Many of our servers have sometimes problems reaching our first OpsMgr server:
Event Description: OpsMgr was unable to set up a communications channel to opsmgr01.domain.local. Communication will resume when opsmgr01.domain.local is available and communication from this computer is allowed.
followed by:
OpsMgr has successfully failed over to opsmgr02.domain.local.
I created a monitor for these events and I noticed that many servers (e.g. 37) have this issue at almost the same time (within a 1/10 of a second). My guess should be the opsmgr01 is to busy at that moment and denies any new connections.

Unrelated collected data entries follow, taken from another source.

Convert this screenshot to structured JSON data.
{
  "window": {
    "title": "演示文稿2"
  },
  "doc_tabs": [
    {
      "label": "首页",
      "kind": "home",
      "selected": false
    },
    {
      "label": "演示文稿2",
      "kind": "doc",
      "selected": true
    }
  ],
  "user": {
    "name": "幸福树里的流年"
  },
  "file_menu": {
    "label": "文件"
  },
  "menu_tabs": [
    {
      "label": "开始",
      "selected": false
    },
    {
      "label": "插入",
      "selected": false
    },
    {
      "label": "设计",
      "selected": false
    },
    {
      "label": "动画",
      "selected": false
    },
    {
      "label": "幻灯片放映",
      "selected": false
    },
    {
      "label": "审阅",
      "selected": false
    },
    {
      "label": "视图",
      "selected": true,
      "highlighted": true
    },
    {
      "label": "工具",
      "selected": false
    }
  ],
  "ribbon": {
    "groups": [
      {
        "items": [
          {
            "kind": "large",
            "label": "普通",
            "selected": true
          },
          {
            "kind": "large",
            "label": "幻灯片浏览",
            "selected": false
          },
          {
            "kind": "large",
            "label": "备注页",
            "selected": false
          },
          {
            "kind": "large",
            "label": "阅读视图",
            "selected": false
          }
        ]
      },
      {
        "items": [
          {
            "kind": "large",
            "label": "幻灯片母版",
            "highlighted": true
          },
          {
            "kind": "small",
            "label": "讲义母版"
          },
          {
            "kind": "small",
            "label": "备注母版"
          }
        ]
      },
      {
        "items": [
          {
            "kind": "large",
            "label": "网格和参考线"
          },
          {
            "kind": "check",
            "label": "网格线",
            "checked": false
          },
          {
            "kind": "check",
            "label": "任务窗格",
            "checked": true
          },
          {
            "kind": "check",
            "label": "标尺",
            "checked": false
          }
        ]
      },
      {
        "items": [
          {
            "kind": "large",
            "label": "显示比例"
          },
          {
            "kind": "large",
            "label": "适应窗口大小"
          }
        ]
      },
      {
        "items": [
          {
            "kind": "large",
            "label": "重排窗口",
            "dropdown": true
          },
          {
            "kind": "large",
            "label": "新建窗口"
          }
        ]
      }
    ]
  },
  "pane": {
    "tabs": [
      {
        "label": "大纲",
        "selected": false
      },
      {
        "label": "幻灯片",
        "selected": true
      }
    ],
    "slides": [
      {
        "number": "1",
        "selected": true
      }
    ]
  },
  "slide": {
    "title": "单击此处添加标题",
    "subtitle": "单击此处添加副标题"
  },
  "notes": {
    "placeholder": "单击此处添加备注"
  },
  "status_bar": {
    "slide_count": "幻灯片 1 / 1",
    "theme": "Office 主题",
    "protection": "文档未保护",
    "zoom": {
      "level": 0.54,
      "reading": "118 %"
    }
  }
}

How can I troubleshoot this issue and confirm that my guess is right. I checked already the eventvwr on the opsmgr01 for that time but did not notice any unusual. I also checked the Windows key performance counters but there are no issues with disk, network, cpu or memory. Also on network level there are no denies.
Another funny thing I noticed that all the servers are communication with OpsMgr at the same time. In the hour before this issue I noticed just a couple connections to OpsMgr. Is this normal behavior?
We have two OpsMgr servers, both OpsMgr 2012 R2, RU2. Our servers (about 300) are running Windows 2008R2 or Windows 2012 R0, both are experiencing this problem. We do not monitor network devices with SCOM but we do have Netapp monitoring in place.